Re: perl, unicode and databases (mysql)


----- Original Message -----
From: "Tim Bunce" <Tim(_dot_)Bunce(_at_)pobox(_dot_)com>
To: "Merijn van den Kroonenberg" <merijn(_at_)e-factory(_dot_)nl>
Sent: Tuesday, August 20, 2002 6:35 PM
Subject: Re: perl, unicode and databases (mysql)

On Tue, Aug 20, 2002 at 06:05:32PM +0200, Merijn van den Kroonenberg

wrote:

In general the quote() method should be as aware of utf8 as the
database is.  If the database supports utf8 then the quote() method
should do-the-right-thing or else it's broken and needs fixing.
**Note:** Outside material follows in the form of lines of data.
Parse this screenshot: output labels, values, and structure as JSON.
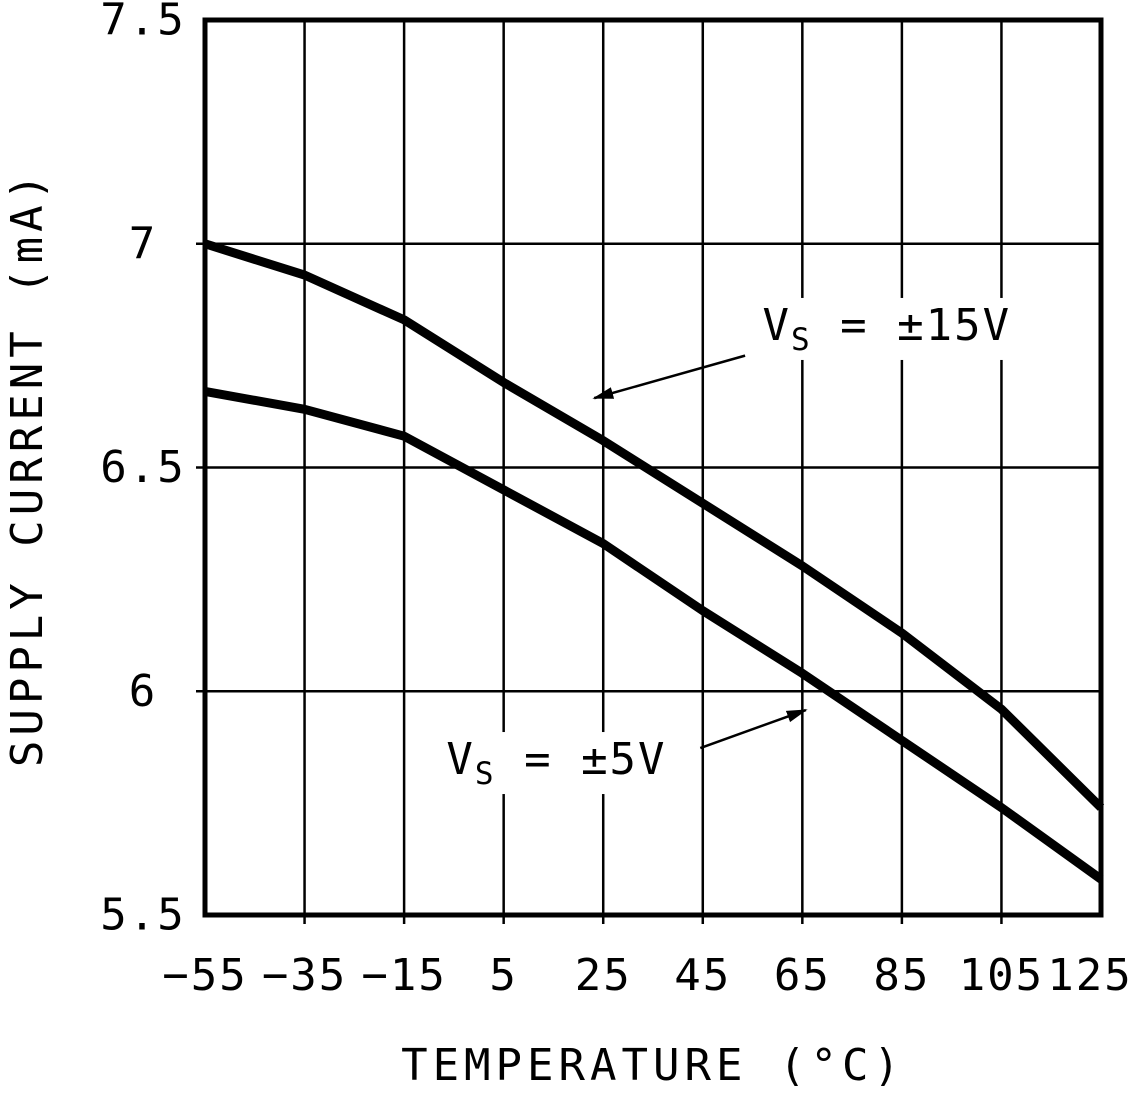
{
  "chart_data": {
    "type": "line",
    "title": "",
    "xlabel": "TEMPERATURE (°C)",
    "ylabel": "SUPPLY CURRENT (mA)",
    "xlim": [
      -55,
      125
    ],
    "ylim": [
      5.5,
      7.5
    ],
    "grid": true,
    "background_color": "#ffffff",
    "line_color": "#000000",
    "x_ticks": [
      {
        "value": -55,
        "label": "−55"
      },
      {
        "value": -35,
        "label": "−35"
      },
      {
        "value": -15,
        "label": "−15"
      },
      {
        "value": 5,
        "label": "5"
      },
      {
        "value": 25,
        "label": "25"
      },
      {
        "value": 45,
        "label": "45"
      },
      {
        "value": 65,
        "label": "65"
      },
      {
        "value": 85,
        "label": "85"
      },
      {
        "value": 105,
        "label": "105"
      },
      {
        "value": 125,
        "label": "125"
      }
    ],
    "y_ticks": [
      {
        "value": 5.5,
        "label": "5.5"
      },
      {
        "value": 6,
        "label": "6"
      },
      {
        "value": 6.5,
        "label": "6.5"
      },
      {
        "value": 7,
        "label": "7"
      },
      {
        "value": 7.5,
        "label": "7.5"
      }
    ],
    "x": [
      -55,
      -35,
      -15,
      5,
      25,
      45,
      65,
      85,
      105,
      125
    ],
    "series": [
      {
        "name": "VS = ±15V",
        "values": [
          7.0,
          6.93,
          6.83,
          6.69,
          6.56,
          6.42,
          6.28,
          6.13,
          5.96,
          5.74
        ]
      },
      {
        "name": "VS = ±5V",
        "values": [
          6.67,
          6.63,
          6.57,
          6.45,
          6.33,
          6.18,
          6.04,
          5.89,
          5.74,
          5.58
        ]
      }
    ],
    "annotations": [
      {
        "pre": "V",
        "sub": "S",
        "post": " = ±15V",
        "label_at": [
          57,
          6.785
        ],
        "arrow_from": [
          53.5,
          6.75
        ],
        "arrow_to": [
          23.2,
          6.655
        ]
      },
      {
        "pre": "V",
        "sub": "S",
        "post": " = ±5V",
        "label_at": [
          -6.5,
          5.815
        ],
        "arrow_from": [
          44.5,
          5.873
        ],
        "arrow_to": [
          65.7,
          5.958
        ]
      }
    ]
  }
}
Well, when i quote it manually:

############################################################
# utf8_quote(string)
sub utf8_quote($){
  my $astring = shift;
  $astring =~ s/(['"\\\0])/\\$1/g;
  return "'".$astring."'";
}# utf8_quote
############################################################

Then i can store and retrieve it just fine. So i guess it supports utf8

;-)


It may just be storing a sequence of bytes. (You can check by using
SQL functions like LENGTH() and SUBSTRING() on it.)
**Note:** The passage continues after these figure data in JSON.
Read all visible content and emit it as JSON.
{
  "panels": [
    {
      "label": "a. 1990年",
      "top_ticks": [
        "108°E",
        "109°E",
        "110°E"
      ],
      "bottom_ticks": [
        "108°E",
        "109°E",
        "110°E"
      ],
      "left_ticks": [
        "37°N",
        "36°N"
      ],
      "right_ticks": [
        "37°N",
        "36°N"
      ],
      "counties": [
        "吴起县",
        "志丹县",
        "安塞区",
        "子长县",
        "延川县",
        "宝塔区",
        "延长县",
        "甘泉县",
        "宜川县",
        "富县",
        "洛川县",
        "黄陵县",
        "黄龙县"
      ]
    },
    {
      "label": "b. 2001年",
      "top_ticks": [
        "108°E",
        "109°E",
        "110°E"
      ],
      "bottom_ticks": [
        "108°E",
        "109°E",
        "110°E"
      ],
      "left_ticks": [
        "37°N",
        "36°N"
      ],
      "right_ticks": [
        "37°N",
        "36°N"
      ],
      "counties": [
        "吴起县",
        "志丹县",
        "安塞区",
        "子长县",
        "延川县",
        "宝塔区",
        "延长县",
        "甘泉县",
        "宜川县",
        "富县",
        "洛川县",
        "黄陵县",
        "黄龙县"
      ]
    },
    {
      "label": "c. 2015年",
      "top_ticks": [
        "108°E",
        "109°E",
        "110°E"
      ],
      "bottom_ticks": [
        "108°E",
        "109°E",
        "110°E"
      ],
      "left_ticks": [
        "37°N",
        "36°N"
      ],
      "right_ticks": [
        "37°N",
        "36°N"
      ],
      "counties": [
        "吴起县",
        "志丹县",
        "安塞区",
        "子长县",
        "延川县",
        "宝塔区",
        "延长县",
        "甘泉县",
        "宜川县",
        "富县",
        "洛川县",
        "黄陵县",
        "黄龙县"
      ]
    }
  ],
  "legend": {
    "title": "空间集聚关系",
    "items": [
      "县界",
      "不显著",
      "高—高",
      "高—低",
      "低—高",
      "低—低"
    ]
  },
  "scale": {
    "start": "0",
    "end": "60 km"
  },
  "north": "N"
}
Probably yes, but as long as i don't do any manipulation in the database
like selecting on strings or sorting, it shouldn't matter, right? As long as
the app that retrieves it from the database can work with utf.


Tim.

Oh yeah, one other thing, since Encode::_utf8_on is a internal

function,

wouldn't it be better to use Encode::decode("utf8",$somevar)

instead? As

far

as i can see, it should do exactly the same, but if i am mistaken,

let

me

know :)


Encode::_utf8_on *just* sets the internal uft8 flag bit on the value
which *must* be already valid uft8 (or else you'll get problems

later).


I believe Encode::decode is different (but I've never used either and
could easily not know what I'm talking about :)


from perldoc Encode
 CAVEAT: When you run "$string = decode("utf8",
         $octets)", then $string may not be equal to $octets.
         Though they both contain the same data, the utf8 flag
         for $string is on unless $octets entirely consists of
         ASCII data (or EBCDIC on EBCDIC machines).  See "The
         UTF-8 flag" below.

Thats why i got that idea, so i wondered, cause it also seems to set the
utf8 flag, and leave the data alone. Not sure tho.